As has been touched on before in this thread, when you start trying to do things more realistically, the scale of your objects and the scene start to become more important. Or at least, keeping some kind of ‘scale connection’ between your geometry and the shaders and lights you use. I’ve created some renders in Maxwell to demonstrate this (though you could do the same in mental ray etc). Oh, and I realise this thread is quite a few years in span, but these days Maxwell can use the N, K fresnel equation for its materials and also load measured data in the form of ‘complex IOR’ files so you get the right response per wavelength of light etc. It has a library of around 275 measured substances. mental ray also has measured BRDF shaders I believe but they aren’t included with the host applications yet.
Anyway, back to scale and materials! Let’s start with absorbtion (or ‘attenuation’ or ‘falloff’) for things like glass:
As you can see, my statue (from a free Stanford collection) is 1 meter tall and is made of glass. It’s important to know that even in very transparent substances like glass, the light does die off as it moves through the object (I guess because of impurities and the micro structure itself etc). Changing how fast the light is absorbed inside changes the look of the material. As far as I know, common glass has an attenuation distance of about 30cm, so the third statue is the most correct… for this scale! If instead of changing the attenuation distance, I scaled my scene up or down, I would notice the same changing appearance because the light is travelling further or shorter distances through the same substance.
Scale also matters for SSS (subsurface scattering) effects:
(Please ignore the ugly artifacting in the first two statues… the model is from scan data and so there must be holes and geometry issues causing it.)
Here I’m only changing what in Maxwell is called the scattering coefficient, which basically means how dense the particles are inside the object. It doesn’t really matter what the number means exactly for this demo, just that denser looks more solid. The more particles there are inside the object, the less likely the light is to make it all the way through. You also may be more likely to think that the object is of a smaller scale towards the left, and bigger on the right.

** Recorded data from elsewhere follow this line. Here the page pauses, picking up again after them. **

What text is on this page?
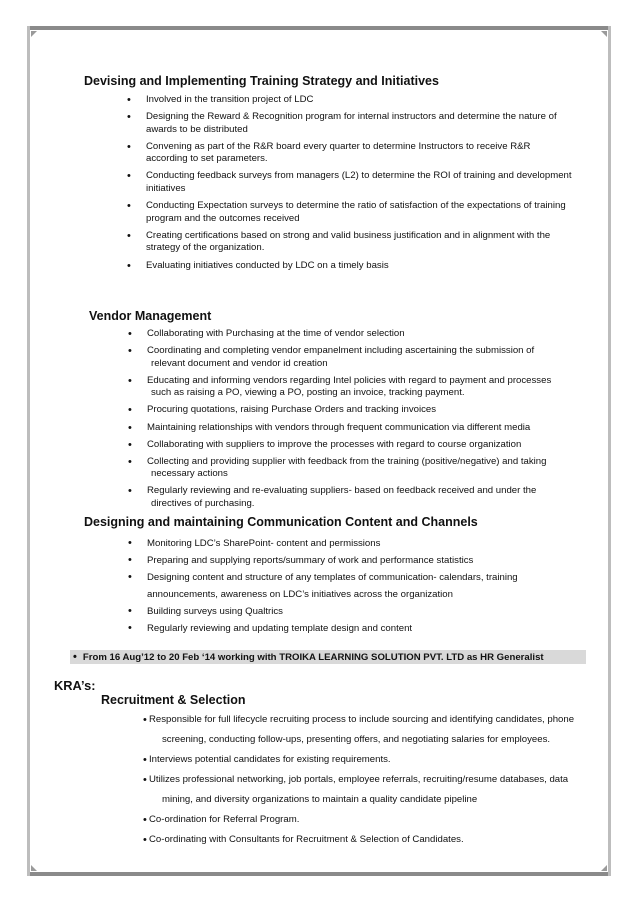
Devising and Implementing Training Strategy and Initiatives
• Involved in the transition project of LDC
• Designing the Reward & Recognition program for internal instructors and determine the nature of
awards to be distributed
• Convening as part of the R&R board every quarter to determine Instructors to receive R&R
according to set parameters.
• Conducting feedback surveys from managers (L2) to determine the ROI of training and development
initiatives
• Conducting Expectation surveys to determine the ratio of satisfaction of the expectations of training
program and the outcomes received
• Creating certifications based on strong and valid business justification and in alignment with the
strategy of the organization.
• Evaluating initiatives conducted by LDC on a timely basis
Vendor Management
• Collaborating with Purchasing at the time of vendor selection
• Coordinating and completing vendor empanelment including ascertaining the submission of
relevant document and vendor id creation
• Educating and informing vendors regarding Intel policies with regard to payment and processes
such as raising a PO, viewing a PO, posting an invoice, tracking payment.
• Procuring quotations, raising Purchase Orders and tracking invoices
• Maintaining relationships with vendors through frequent communication via different media
• Collaborating with suppliers to improve the processes with regard to course organization
• Collecting and providing supplier with feedback from the training (positive/negative) and taking
necessary actions
• Regularly reviewing and re-evaluating suppliers- based on feedback received and under the
directives of purchasing.
Designing and maintaining Communication Content and Channels
• Monitoring LDC’s SharePoint- content and permissions
• Preparing and supplying reports/summary of work and performance statistics
• Designing content and structure of any templates of communication- calendars, training
announcements, awareness on LDC’s initiatives across the organization
• Building surveys using Qualtrics
• Regularly reviewing and updating template design and content
• From 16 Aug’12 to 20 Feb ‘14 working with TROIKA LEARNING SOLUTION PVT. LTD as HR Generalist
KRA’s:
Recruitment & Selection
• Responsible for full lifecycle recruiting process to include sourcing and identifying candidates, phone
screening, conducting follow-ups, presenting offers, and negotiating salaries for employees.
• Interviews potential candidates for existing requirements.
• Utilizes professional networking, job portals, employee referrals, recruiting/resume databases, data
mining, and diversity organizations to maintain a quality candidate pipeline
• Co-ordination for Referral Program.
• Co-ordinating with Consultants for Recruitment & Selection of Candidates.
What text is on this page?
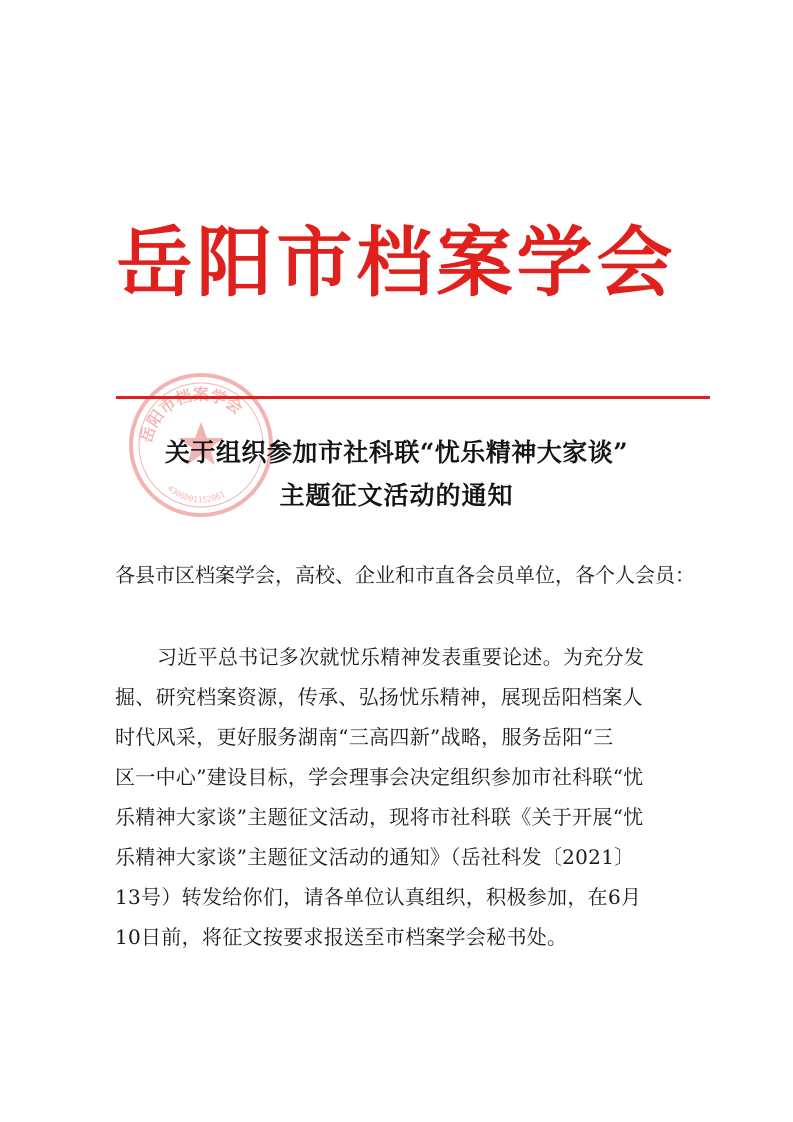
岳阳市档案学会
岳阳市档案学会
4306001152061
关于组织参加市社科联“忧乐精神大家谈”
主题征文活动的通知
各县市区档案学会，高校、企业和市直各会员单位，各个人会员：
习近平总书记多次就忧乐精神发表重要论述。为充分发
掘、研究档案资源，传承、弘扬忧乐精神，展现岳阳档案人
时代风采，更好服务湖南“三高四新”战略，服务岳阳“三
区一中心”建设目标，学会理事会决定组织参加市社科联“忧
乐精神大家谈”主题征文活动，现将市社科联《关于开展“忧
乐精神大家谈”主题征文活动的通知》（岳社科发〔2021〕
13号）转发给你们，请各单位认真组织，积极参加，在6月
10日前，将征文按要求报送至市档案学会秘书处。
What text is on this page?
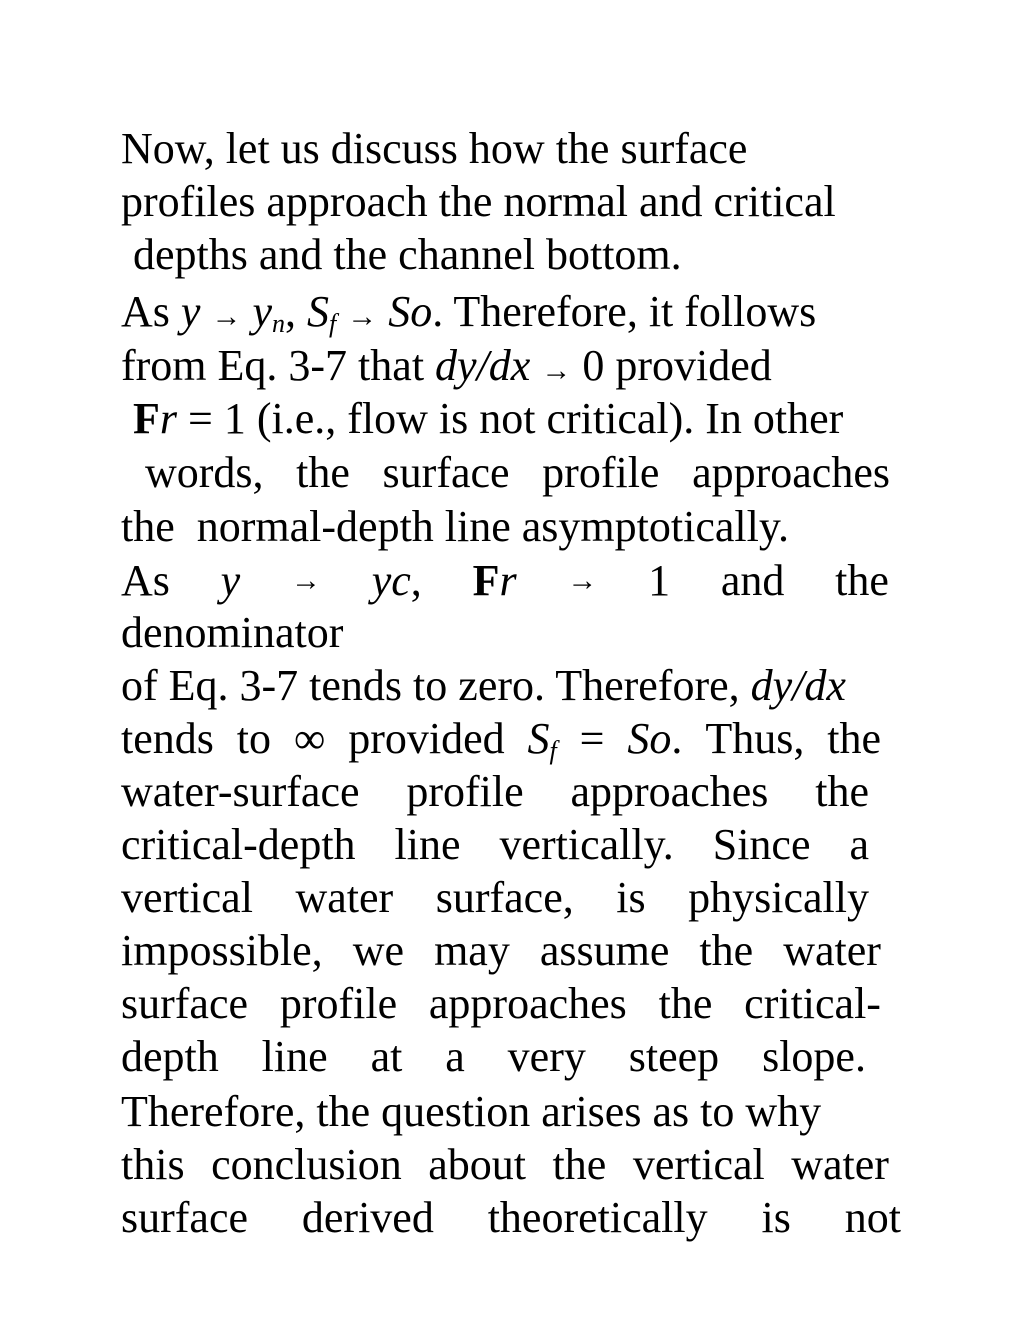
Now, let us discuss how the surface
profiles approach the normal and critical
depths and the channel bottom.
As y → yn, Sf → So. Therefore, it follows
from Eq. 3-7 that dy/dx → 0 provided
Fr = 1 (i.e., flow is not critical). In other
words, the surface profile approaches
the  normal-depth line asymptotically.
As y → yc, Fr → 1 and the
denominator
of Eq. 3-7 tends to zero. Therefore, dy/dx
tends to ∞ provided Sf = So. Thus, the
water-surface profile approaches the
critical-depth line vertically. Since a
vertical water surface, is physically
impossible, we may assume the water
surface profile approaches the critical-
depth line at a very steep slope.
Therefore, the question arises as to why
this conclusion about the vertical water
surface derived theoretically is not
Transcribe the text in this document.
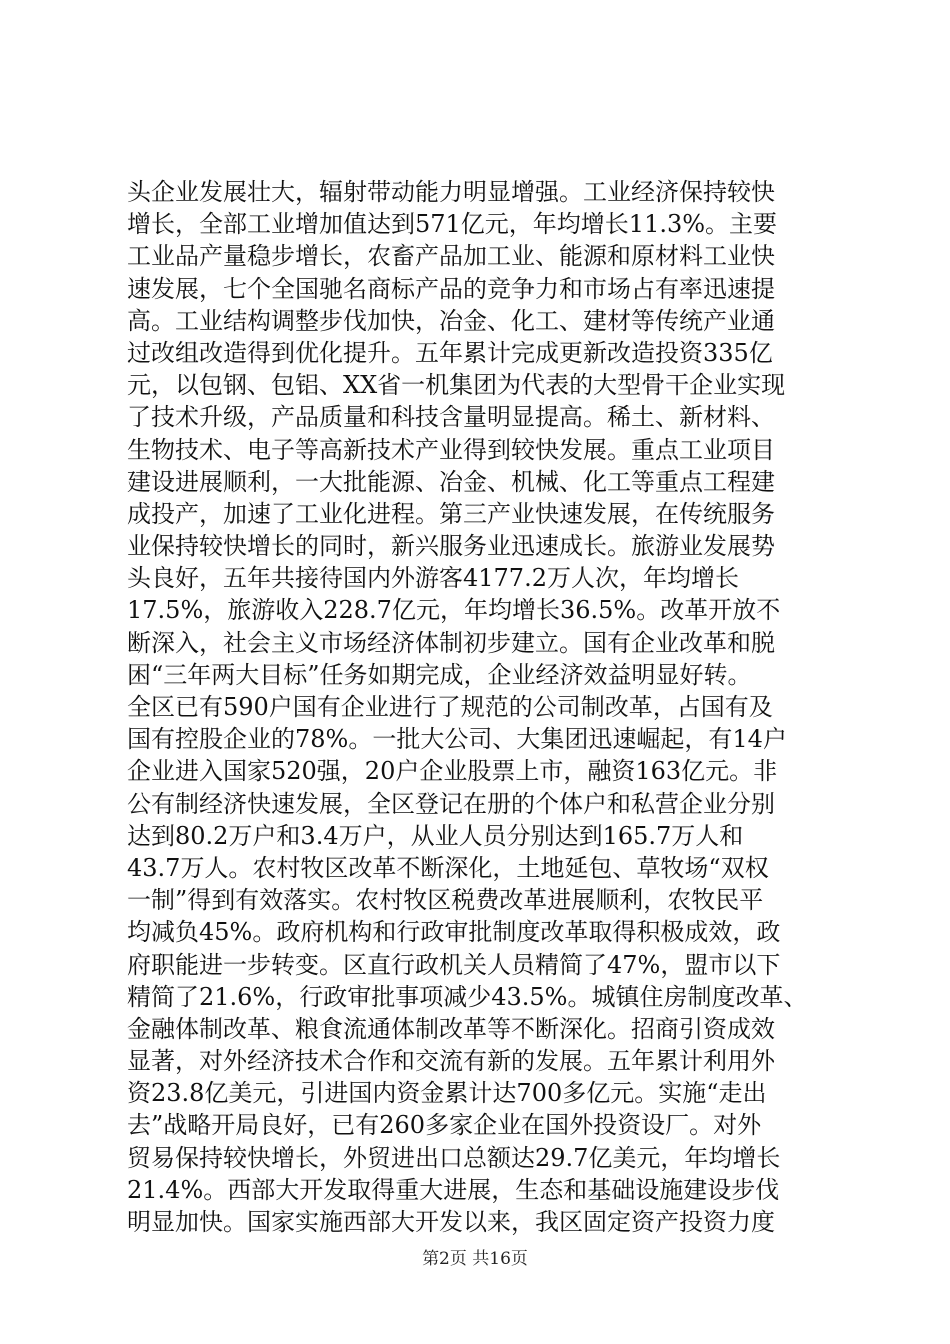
头企业发展壮大，辐射带动能力明显增强。工业经济保持较快
增长，全部工业增加值达到571亿元，年均增长11.3%。主要
工业品产量稳步增长，农畜产品加工业、能源和原材料工业快
速发展，七个全国驰名商标产品的竞争力和市场占有率迅速提
高。工业结构调整步伐加快，冶金、化工、建材等传统产业通
过改组改造得到优化提升。五年累计完成更新改造投资335亿
元，以包钢、包铝、XX省一机集团为代表的大型骨干企业实现
了技术升级，产品质量和科技含量明显提高。稀土、新材料、
生物技术、电子等高新技术产业得到较快发展。重点工业项目
建设进展顺利，一大批能源、冶金、机械、化工等重点工程建
成投产，加速了工业化进程。第三产业快速发展，在传统服务
业保持较快增长的同时，新兴服务业迅速成长。旅游业发展势
头良好，五年共接待国内外游客4177.2万人次，年均增长
17.5%，旅游收入228.7亿元，年均增长36.5%。改革开放不
断深入，社会主义市场经济体制初步建立。国有企业改革和脱
困“三年两大目标”任务如期完成，企业经济效益明显好转。
全区已有590户国有企业进行了规范的公司制改革，占国有及
国有控股企业的78%。一批大公司、大集团迅速崛起，有14户
企业进入国家520强，20户企业股票上市，融资163亿元。非
公有制经济快速发展，全区登记在册的个体户和私营企业分别
达到80.2万户和3.4万户，从业人员分别达到165.7万人和
43.7万人。农村牧区改革不断深化，土地延包、草牧场“双权
一制”得到有效落实。农村牧区税费改革进展顺利，农牧民平
均减负45%。政府机构和行政审批制度改革取得积极成效，政
府职能进一步转变。区直行政机关人员精简了47%，盟市以下
精简了21.6%，行政审批事项减少43.5%。城镇住房制度改革、
金融体制改革、粮食流通体制改革等不断深化。招商引资成效
显著，对外经济技术合作和交流有新的发展。五年累计利用外
资23.8亿美元，引进国内资金累计达700多亿元。实施“走出
去”战略开局良好，已有260多家企业在国外投资设厂。对外
贸易保持较快增长，外贸进出口总额达29.7亿美元，年均增长
21.4%。西部大开发取得重大进展，生态和基础设施建设步伐
明显加快。国家实施西部大开发以来，我区固定资产投资力度
第2页 共16页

For that material the surface colour is a yellowish-orange, and the particles inside are white. Also, you often have with SSS an option to bias how much of the light scatters ‘forwards’ through the object, or ‘backwards’ back towards the light source. In this case my bias (called assymetry in Maxwell) is set to 0 so it’s 50/50 (equal in all directions, diffuse).
One last example (sorry if the images are too big, you can drag them into a new tab to see the full size):
Here is a combination of the above two effects, in a way. I have kept the SSS coefficient the same, but changed the absorbtion as with the glass example. Once the absorbtion is really low, the light can only penetrate 0.4 cm into the object and so you don’t get much influence from the white particles inside. The light is dieing off before it gets back out. Again, changing the scale of the model would do this also.
In mental ray, the absorbtion on the MIA (or Arch & Design material in 3DS Max) is called Refraction Falloff under the Advanced Refraction rollout. In terms of SSS being accurately changed with the scene scale, I think that only works in mental ray when using the Misss Physical shader, which uses photons.